One of the few Los Angeles-born composers working in Hollywood, Cliff Eidelman
(born 1964) began his formal musical training at the age of eight, studying the violin. After
experimenting with the jazz guitar, he trained at Santa Monica City College, where he received
his two commissions (the ballet Once Upon a Ruler and Celebration Symphony Overture
in Three Movements). After enrolling in the music program at USC, Eidelman received his
first lucky break into film scoring, with an offer to write for the feature film Magdalene.
Recorded with a stunningly large orchestra and choir in Europe, the score showcased Eidelman's
ability to write an epic and melodic score. After providing an equally impressive score for
the WWII drama Triumph of the Spirit in 1989, Eidelman expanded beyond the television
venue in which had been concentrating and wrote his two fan favorite scores, Star Trek VI:
The Undiscovered Country and Christopher Columbus: The Discovery.
Beginning in 1992, Eidelman began writing introspective and intimate scores for films of stronger
character orientation, and by 1998, it would be these scores by which the composer's talents
would be best known in the industry.

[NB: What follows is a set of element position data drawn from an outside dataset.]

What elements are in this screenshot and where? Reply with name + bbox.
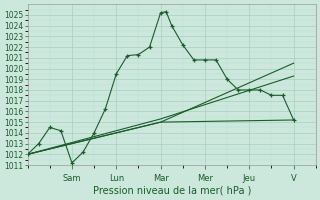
X-axis label: Pression niveau de la mer( hPa ): Pression niveau de la mer( hPa ) bbox=[92, 186, 251, 196]
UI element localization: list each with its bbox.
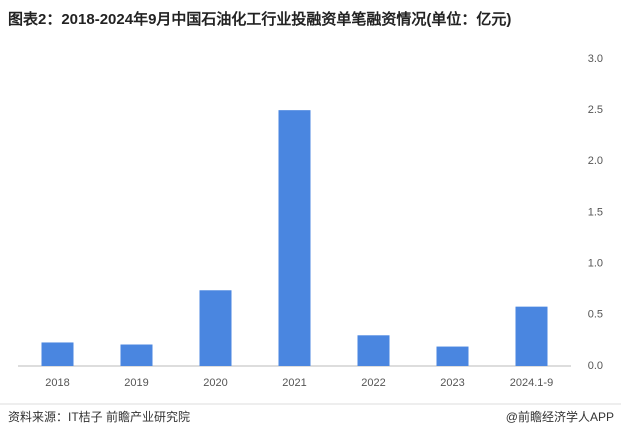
x-tick-label: 2024.1-9 bbox=[510, 377, 553, 389]
bar bbox=[515, 306, 548, 366]
bar bbox=[120, 344, 153, 366]
x-tick-label: 2020 bbox=[203, 377, 227, 389]
bar bbox=[41, 342, 74, 366]
credit: @前瞻经济学人APP bbox=[506, 409, 614, 424]
y-tick-label: 0.5 bbox=[588, 309, 603, 321]
y-tick-label: 2.5 bbox=[588, 104, 603, 116]
bar bbox=[199, 290, 232, 366]
y-tick-label: 1.5 bbox=[588, 206, 603, 218]
x-tick-label: 2022 bbox=[361, 377, 385, 389]
y-tick-label: 1.0 bbox=[588, 258, 603, 270]
x-tick-label: 2019 bbox=[124, 377, 148, 389]
x-tick-label: 2023 bbox=[440, 377, 464, 389]
y-tick-label: 2.0 bbox=[588, 155, 603, 167]
chart-title: 图表2：2018-2024年9月中国石油化工行业投融资单笔融资情况(单位：亿元) bbox=[8, 10, 511, 28]
y-tick-label: 0.0 bbox=[588, 360, 603, 372]
bar bbox=[436, 346, 469, 366]
y-tick-label: 3.0 bbox=[588, 53, 603, 65]
bar bbox=[357, 335, 390, 366]
x-tick-label: 2021 bbox=[282, 377, 306, 389]
bar bbox=[278, 110, 311, 367]
source: 资料来源：IT桔子 前瞻产业研究院 bbox=[8, 409, 190, 424]
x-tick-label: 2018 bbox=[45, 377, 69, 389]
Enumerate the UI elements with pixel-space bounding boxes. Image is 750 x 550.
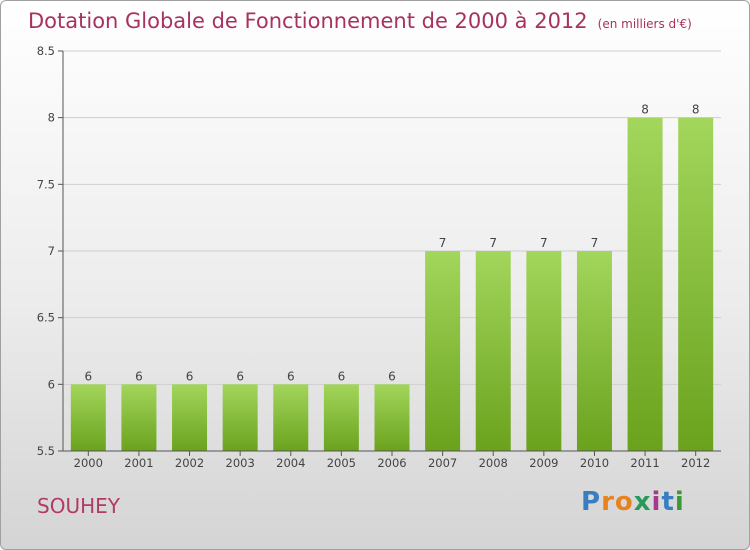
logo-letter: o	[614, 487, 634, 517]
chart-title-main: Dotation Globale de Fonctionnement de 20…	[28, 9, 588, 33]
bar-2007	[425, 251, 461, 451]
proxiti-logo: Proxiti	[581, 487, 685, 517]
bar-2004	[273, 384, 309, 451]
logo-letter: i	[674, 487, 685, 517]
y-tick-label: 7.5	[37, 177, 55, 191]
chart-title-unit: (en milliers d'€)	[597, 17, 692, 31]
x-tick-label-2011: 2011	[630, 456, 659, 470]
labels: 5.5 6 6.5 7 7.5 8 8.5 2000 6 2001 6 2002 6 2003 6 2004 6…	[37, 44, 711, 470]
x-tick-label-2006: 2006	[377, 456, 406, 470]
bar-2000	[70, 384, 106, 451]
bar-2012	[678, 117, 714, 452]
bar-2003	[222, 384, 258, 451]
bar-2010	[576, 251, 612, 451]
logo-letter: x	[633, 487, 652, 517]
logo-letter: t	[661, 487, 675, 517]
x-tick-label-2008: 2008	[479, 456, 508, 470]
bar-2009	[526, 251, 562, 451]
bar-2011	[627, 117, 663, 452]
y-tick-label: 8	[48, 111, 55, 125]
logo-letter: r	[601, 487, 615, 517]
y-tick-label: 7	[48, 244, 55, 258]
axes	[58, 50, 721, 456]
x-tick-label-2009: 2009	[529, 456, 558, 470]
chart-title: Dotation Globale de Fonctionnement de 20…	[28, 9, 692, 33]
x-tick-label-2000: 2000	[74, 456, 103, 470]
value-label-2007: 7	[439, 236, 447, 250]
value-label-2003: 6	[236, 369, 244, 383]
value-label-2012: 8	[692, 103, 700, 117]
bars	[70, 117, 714, 452]
x-tick-label-2003: 2003	[226, 456, 255, 470]
value-label-2001: 6	[135, 369, 143, 383]
bar-2001	[121, 384, 157, 451]
x-tick-label-2010: 2010	[580, 456, 609, 470]
value-label-2011: 8	[641, 103, 649, 117]
x-tick-label-2001: 2001	[124, 456, 153, 470]
value-label-2006: 6	[388, 369, 396, 383]
y-tick-label: 5.5	[37, 444, 55, 458]
x-tick-label-2005: 2005	[327, 456, 356, 470]
bar-2002	[172, 384, 208, 451]
value-label-2002: 6	[186, 369, 194, 383]
value-label-2004: 6	[287, 369, 295, 383]
y-tick-label: 6.5	[37, 311, 55, 325]
value-label-2010: 7	[591, 236, 599, 250]
bar-2006	[374, 384, 410, 451]
value-label-2000: 6	[84, 369, 92, 383]
value-label-2005: 6	[338, 369, 346, 383]
logo-letter: P	[581, 487, 602, 517]
value-label-2009: 7	[540, 236, 548, 250]
y-tick-label: 8.5	[37, 44, 55, 58]
place-name: SOUHEY	[37, 494, 120, 518]
y-tick-label: 6	[48, 377, 55, 391]
bar-2005	[323, 384, 359, 451]
x-tick-label-2007: 2007	[428, 456, 457, 470]
x-tick-label-2012: 2012	[681, 456, 710, 470]
logo-letter: i	[651, 487, 662, 517]
x-tick-label-2002: 2002	[175, 456, 204, 470]
x-tick-label-2004: 2004	[276, 456, 305, 470]
bar-2008	[475, 251, 511, 451]
value-label-2008: 7	[489, 236, 497, 250]
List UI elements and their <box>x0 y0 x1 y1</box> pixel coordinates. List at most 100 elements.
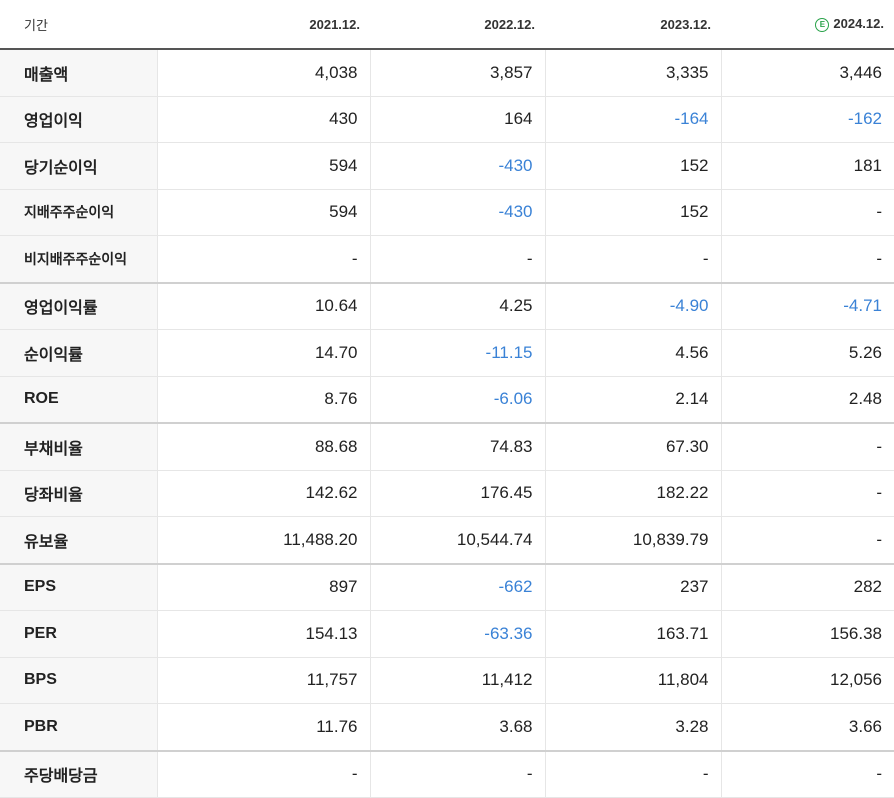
table-body: 매출액 4,038 3,857 3,335 3,446 영업이익 430 164 -164 -16… <box>0 49 894 798</box>
table-cell: 237 <box>544 562 721 611</box>
period-header-2: 2023.12. <box>545 0 721 50</box>
table-cell: 154.13 <box>156 610 370 658</box>
row-label: 영업이익률 <box>0 281 157 330</box>
table-cell: 88.68 <box>156 422 370 471</box>
table-cell: 594 <box>156 189 370 236</box>
table-cell: 12,056 <box>720 657 894 704</box>
table-cell: 11,488.20 <box>156 516 370 564</box>
row-label: PBR <box>0 703 157 751</box>
table-cell: - <box>369 749 545 798</box>
table-cell: 152 <box>544 142 721 190</box>
row-label: 매출액 <box>0 49 157 97</box>
table-cell: - <box>720 235 894 283</box>
table-cell: -4.71 <box>720 281 894 330</box>
table-cell: 163.71 <box>544 610 721 658</box>
period-header-1: 2022.12. <box>370 0 545 50</box>
table-cell: 14.70 <box>156 329 370 377</box>
table-cell: -164 <box>544 96 721 143</box>
period-label: 2023.12. <box>660 16 711 32</box>
table-cell: 11,757 <box>156 657 370 704</box>
period-label: 2021.12. <box>309 16 360 32</box>
table-row: 부채비율 88.68 74.83 67.30- <box>0 422 894 471</box>
period-header-0: 2021.12. <box>157 0 370 50</box>
table-row: 당좌비율 142.62 176.45 182.22- <box>0 470 894 517</box>
table-cell: 3.68 <box>369 703 545 751</box>
table-cell: 4.56 <box>544 329 721 377</box>
table-cell: 3.66 <box>720 703 894 751</box>
table-cell: 164 <box>369 96 545 143</box>
table-cell: 8.76 <box>156 376 370 424</box>
table-cell: 2.14 <box>544 376 721 424</box>
table-cell: 11,804 <box>544 657 721 704</box>
table-cell: -4.90 <box>544 281 721 330</box>
table-cell: - <box>156 749 370 798</box>
row-label: 순이익률 <box>0 329 157 377</box>
table-cell: 4,038 <box>156 49 370 97</box>
table-row: 순이익률 14.70 -11.15 4.56 5.26 <box>0 329 894 377</box>
table-cell: 3.28 <box>544 703 721 751</box>
table-cell: 10,544.74 <box>369 516 545 564</box>
table-cell: 10,839.79 <box>544 516 721 564</box>
table-cell: 10.64 <box>156 281 370 330</box>
table-cell: 4.25 <box>369 281 545 330</box>
period-label: 2024.12. <box>833 16 884 31</box>
table-cell: - <box>544 749 721 798</box>
table-row: ROE 8.76 -6.06 2.14 2.48 <box>0 376 894 424</box>
table-cell: 430 <box>156 96 370 143</box>
row-label: 당좌비율 <box>0 470 157 517</box>
table-row: 유보율 11,488.20 10,544.74 10,839.79- <box>0 516 894 564</box>
table-row: 비지배주주순이익 - - - - <box>0 235 894 283</box>
table-cell: -6.06 <box>369 376 545 424</box>
table-cell: 11.76 <box>156 703 370 751</box>
table-cell: -63.36 <box>369 610 545 658</box>
row-label: EPS <box>0 562 157 611</box>
table-cell: -11.15 <box>369 329 545 377</box>
row-label: 영업이익 <box>0 96 157 143</box>
table-cell: - <box>720 749 894 798</box>
table-cell: - <box>720 516 894 564</box>
table-cell: - <box>156 235 370 283</box>
table-row: PER 154.13 -63.36 163.71 156.38 <box>0 610 894 658</box>
table-cell: 5.26 <box>720 329 894 377</box>
table-cell: 152 <box>544 189 721 236</box>
table-cell: - <box>544 235 721 283</box>
table-cell: 142.62 <box>156 470 370 517</box>
table-cell: 181 <box>720 142 894 190</box>
table-row: 영업이익 430 164 -164 -162 <box>0 96 894 143</box>
table-cell: 3,857 <box>369 49 545 97</box>
table-cell: 67.30 <box>544 422 721 471</box>
table-row: 지배주주순이익 594 -430 152- <box>0 189 894 236</box>
table-row: 매출액 4,038 3,857 3,335 3,446 <box>0 49 894 97</box>
table-cell: 3,446 <box>720 49 894 97</box>
table-cell: -430 <box>369 189 545 236</box>
table-cell: -162 <box>720 96 894 143</box>
table-cell: -662 <box>369 562 545 611</box>
table-cell: 156.38 <box>720 610 894 658</box>
table-cell: 3,335 <box>544 49 721 97</box>
table-row: PBR 11.76 3.68 3.28 3.66 <box>0 703 894 751</box>
estimate-icon: E <box>815 18 830 32</box>
period-header-3: E 2024.12. <box>721 0 894 50</box>
period-label: 2022.12. <box>484 16 535 32</box>
table-row: BPS 11,757 11,412 11,804 12,056 <box>0 657 894 704</box>
row-label: 주당배당금 <box>0 749 157 798</box>
row-label: ROE <box>0 376 157 424</box>
table-cell: - <box>369 235 545 283</box>
table-row: 영업이익률 10.64 4.25 -4.90 -4.71 <box>0 281 894 330</box>
row-label: 유보율 <box>0 516 157 564</box>
row-label: BPS <box>0 657 157 704</box>
table-row: 당기순이익 594 -430 152 181 <box>0 142 894 190</box>
row-label: 지배주주순이익 <box>0 189 157 236</box>
table-cell: 74.83 <box>369 422 545 471</box>
row-label: 비지배주주순이익 <box>0 235 157 283</box>
table-row: 주당배당금 - - - - <box>0 749 894 798</box>
table-cell: 176.45 <box>369 470 545 517</box>
header-row: 기간 2021.12. 2022.12. 2023.12. E 2024.12. <box>0 0 894 50</box>
table-cell: 594 <box>156 142 370 190</box>
table-cell: 282 <box>720 562 894 611</box>
table-row: EPS 897 -662 237 282 <box>0 562 894 611</box>
row-label: 부채비율 <box>0 422 157 471</box>
table-cell: - <box>720 470 894 517</box>
table-cell: -430 <box>369 142 545 190</box>
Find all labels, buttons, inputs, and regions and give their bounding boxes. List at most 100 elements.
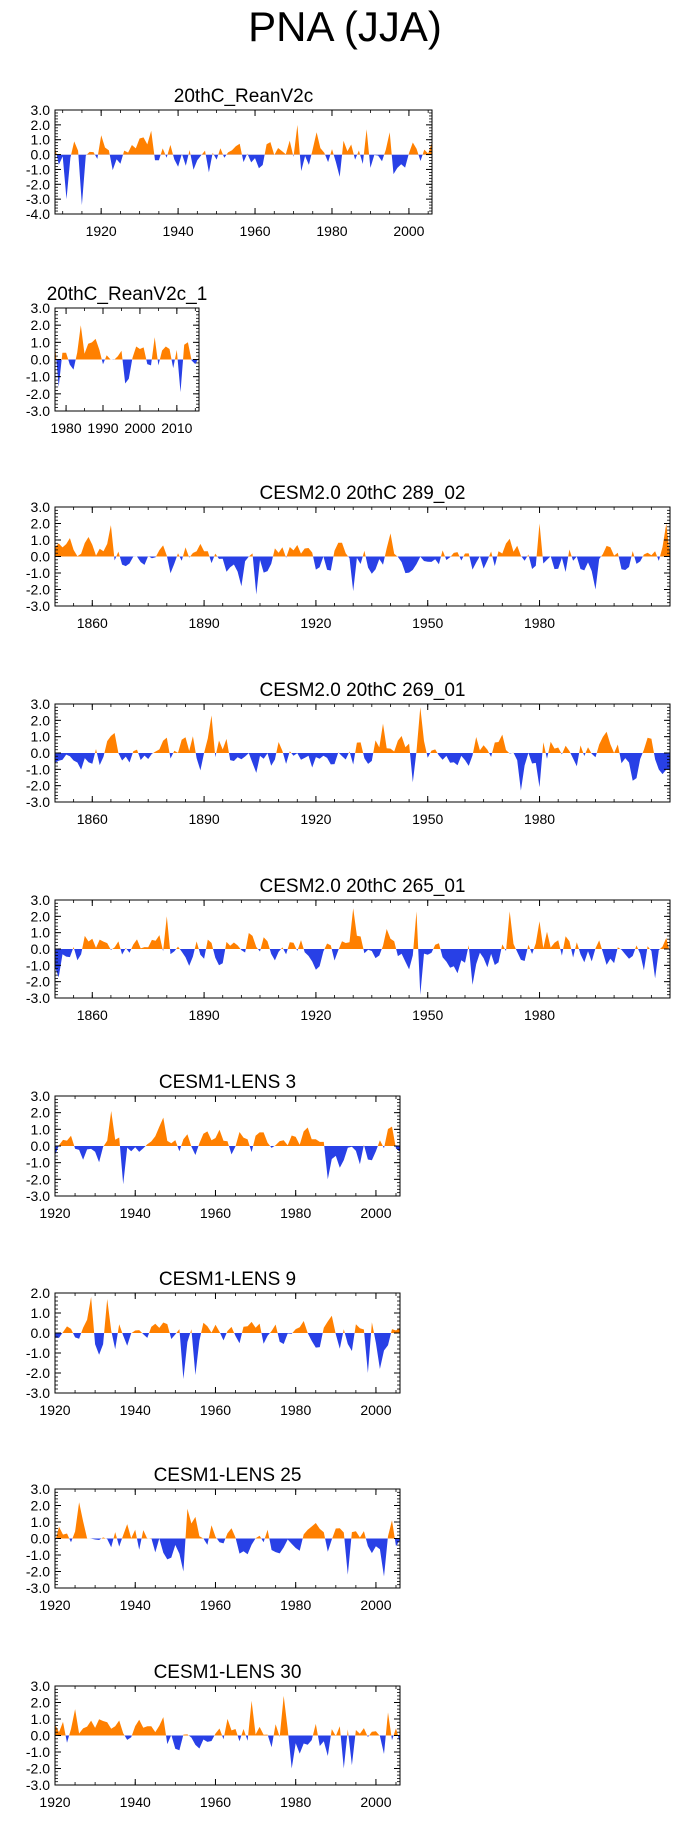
x-tick-label: 1940 [120,1402,151,1418]
positive-anomaly-area [55,124,432,155]
chart-panel: CESM1-LENS 25 3.02.01.00.0-1.0-2.0-3.0192… [26,1465,401,1613]
y-tick-label: -3.0 [26,1580,50,1596]
x-tick-label: 1940 [120,1794,151,1810]
chart-title: CESM1-LENS 9 [159,1269,296,1290]
x-tick-label: 1860 [77,615,108,631]
negative-anomaly-area [55,154,432,206]
x-tick-label: 1890 [189,615,220,631]
x-tick-label: 1890 [189,1007,220,1023]
chart-title: CESM2.0 20thC 269_01 [260,680,466,701]
y-tick-label: 0.0 [31,941,51,957]
x-tick-label: 1980 [316,223,347,239]
x-tick-label: 1960 [200,1794,231,1810]
chart-panel: 20thC_ReanV2c_13.02.01.00.0-1.0-2.0-3.01… [26,284,207,436]
x-tick-label: 1940 [120,1597,151,1613]
y-tick-label: 3.0 [31,102,51,118]
y-tick-label: 0.0 [31,1325,51,1341]
plot-frame [54,109,433,215]
y-tick-label: -1.0 [26,1547,50,1563]
y-tick-label: 0.0 [31,1531,51,1547]
negative-anomaly-area [55,949,670,995]
y-tick-label: -2.0 [26,974,50,990]
chart-title: 20thC_ReanV2c [174,86,313,107]
y-tick-label: 2.0 [31,317,51,333]
chart-title: 20thC_ReanV2c_1 [47,284,208,305]
negative-anomaly-area [55,359,199,393]
x-tick-label: 1980 [280,1402,311,1418]
negative-anomaly-area [55,1146,400,1185]
y-tick-label: -2.0 [26,1365,50,1381]
positive-anomaly-area [55,908,670,949]
y-tick-label: -1.0 [26,957,50,973]
chart-title: CESM1-LENS 30 [154,1662,302,1683]
positive-anomaly-area [55,1297,400,1333]
y-tick-label: 1.0 [31,1121,51,1137]
positive-anomaly-area [55,1695,400,1736]
x-tick-label: 2000 [360,1205,391,1221]
y-tick-label: 1.0 [31,532,51,548]
x-tick-label: 1920 [39,1597,70,1613]
chart-panel: CESM2.0 20thC 265_01 3.02.01.00.0-1.0-2.0… [26,876,671,1023]
x-tick-label: 1940 [163,223,194,239]
y-tick-label: -1.0 [26,369,50,385]
x-tick-label: 1860 [77,811,108,827]
x-tick-label: 1920 [300,811,331,827]
y-tick-label: -3.0 [26,794,50,810]
x-tick-label: 1920 [86,223,117,239]
x-tick-label: 2000 [360,1597,391,1613]
positive-anomaly-area [55,707,670,753]
positive-anomaly-area [55,1111,400,1146]
chart-title: CESM1-LENS 25 [154,1465,302,1486]
y-tick-label: -2.0 [26,582,50,598]
y-tick-label: 0.0 [31,352,51,368]
x-tick-label: 1920 [300,615,331,631]
x-tick-label: 1980 [280,1794,311,1810]
x-tick-label: 2010 [161,420,192,436]
negative-anomaly-area [55,1538,400,1577]
x-tick-label: 1980 [524,615,555,631]
negative-anomaly-area [55,1333,400,1379]
chart-title: CESM2.0 20thC 289_02 [260,483,466,504]
y-tick-label: 1.0 [31,1514,51,1530]
chart-title: CESM2.0 20thC 265_01 [260,876,466,897]
chart-title: CESM1-LENS 3 [159,1072,296,1093]
x-tick-label: 1890 [189,811,220,827]
y-tick-label: 3.0 [31,1088,51,1104]
y-tick-label: -1.0 [26,1155,50,1171]
y-tick-label: -2.0 [26,176,50,192]
x-tick-label: 1920 [39,1794,70,1810]
chart-panel: 20thC_ReanV2c 3.02.01.00.0-1.0-2.0-3.0-4.… [26,86,433,239]
y-tick-label: 0.0 [31,745,51,761]
y-tick-label: -1.0 [26,161,50,177]
y-tick-label: 3.0 [31,300,51,316]
y-tick-label: 0.0 [31,1138,51,1154]
y-tick-label: -2.0 [26,778,50,794]
y-tick-label: -2.0 [26,1564,50,1580]
y-tick-label: -3.0 [26,1385,50,1401]
y-tick-label: -3.0 [26,990,50,1006]
y-tick-label: -1.0 [26,1345,50,1361]
negative-anomaly-area [55,556,670,595]
y-tick-label: 2.0 [31,712,51,728]
y-tick-label: 1.0 [31,1711,51,1727]
x-tick-label: 1950 [412,615,443,631]
y-tick-label: -2.0 [26,1761,50,1777]
chart-panel: CESM2.0 20thC 269_01 3.02.01.00.0-1.0-2.0… [26,680,671,827]
y-tick-label: 1.0 [31,925,51,941]
x-tick-label: 1920 [39,1402,70,1418]
x-tick-label: 1960 [200,1597,231,1613]
x-tick-label: 1980 [280,1205,311,1221]
x-tick-label: 1980 [524,1007,555,1023]
x-tick-label: 1960 [200,1205,231,1221]
y-tick-label: -4.0 [26,206,50,222]
y-tick-label: -3.0 [26,191,50,207]
x-tick-label: 1860 [77,1007,108,1023]
y-tick-label: 1.0 [31,334,51,350]
y-tick-label: -3.0 [26,598,50,614]
x-tick-label: 1980 [50,420,81,436]
x-tick-label: 1990 [87,420,118,436]
y-tick-label: 2.0 [31,908,51,924]
chart-panel: CESM2.0 20thC 289_02 3.02.01.00.0-1.0-2.0… [26,483,671,631]
y-tick-label: -3.0 [26,403,50,419]
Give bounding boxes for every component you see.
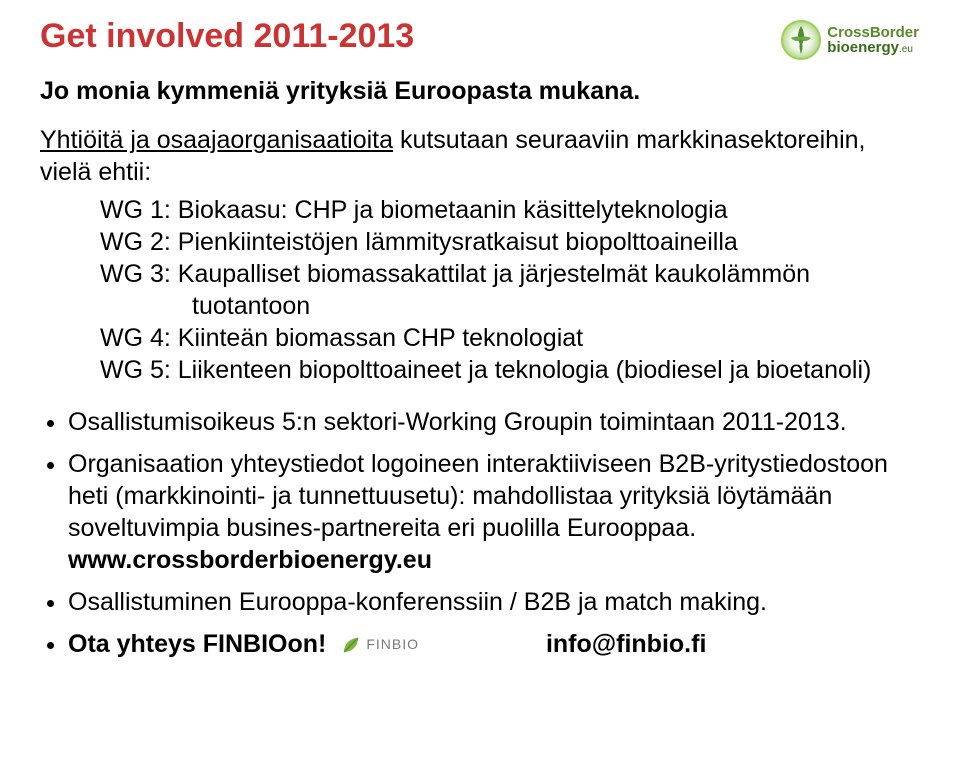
wg-item: WG 1: Biokaasu: CHP ja biometaanin käsit… <box>100 194 919 226</box>
crossborder-logo: CrossBorder bioenergy.eu <box>781 18 919 60</box>
leaf-globe-icon <box>781 20 821 60</box>
logo-suffix: .eu <box>899 44 913 55</box>
crossborder-link[interactable]: www.crossborderbioenergy.eu <box>68 544 432 576</box>
lead-prefix: Yhtiöitä ja osaajaorganisaatioita <box>40 126 393 154</box>
bullet-text: Organisaation yhteystiedot logoineen int… <box>68 450 888 542</box>
logo-line2-main: bioenergy <box>827 39 899 56</box>
finbio-logo: FINBIO <box>341 635 419 655</box>
finbio-text: FINBIO <box>366 636 419 654</box>
bullet-text: Osallistumisoikeus 5:n sektori-Working G… <box>68 408 847 436</box>
list-item: Osallistumisoikeus 5:n sektori-Working G… <box>68 406 919 438</box>
contact-email[interactable]: info@finbio.fi <box>546 630 706 658</box>
logo-text: CrossBorder bioenergy.eu <box>827 25 919 55</box>
bullet-text: Osallistuminen Eurooppa-konferenssiin / … <box>68 588 767 616</box>
bullet-list: Osallistumisoikeus 5:n sektori-Working G… <box>40 406 919 660</box>
logo-line1: CrossBorder <box>827 25 919 40</box>
wg-item: WG 3: Kaupalliset biomassakattilat ja jä… <box>100 258 919 290</box>
subtitle: Jo monia kymmeniä yrityksiä Euroopasta m… <box>40 76 919 107</box>
leaf-icon <box>341 635 361 655</box>
contact-cta: Ota yhteys FINBIOon! <box>68 630 326 658</box>
list-item: Osallistuminen Eurooppa-konferenssiin / … <box>68 586 919 618</box>
page-title: Get involved 2011-2013 <box>40 18 414 55</box>
list-item: Organisaation yhteystiedot logoineen int… <box>68 448 919 576</box>
header: Get involved 2011-2013 CrossBorder bioen… <box>40 18 919 60</box>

For
Untamed Heart,
Leap of Faith,
My Girl
2,
A Simple Twist of Fate,
Now and Then, and
One True Thing, Eidelman
would compose and conduct minimalistic, but thematically rich scores, often with the piano as
the centerpiece of the work. Between 1989 and 1999, Eidelman also scored a multitude of telvision
films, including the 1989 HBO film
Dead Man Out (a score which was nominated for a Cable
Ace award), the dramatic 1996 telefilm
If These Walls Could Talk and the 1999 HBO
production of
Witness Protection.
In the 1990's, Eidelman also emerged as an equally talented conductor. With performing groups in Seattle
and Scotland, he has conducted numerous performances of film music, as well as his own compositions,
and most of which released on the Varèse Sarabande record label. During his entire career,
Eidelman has continued to write original pieces for the concert hall, including "Suite for Orchestra"
in 1996, "Five Pieces from Stage and Screen" in 1987, "The Creation Symphony" in 1995, and "The
Tempest" in 1996. Eidelman remained active in these endeavors even as his film scoring career
slowed in the 2000's, and the composer continued to reside in Santa Monica, California.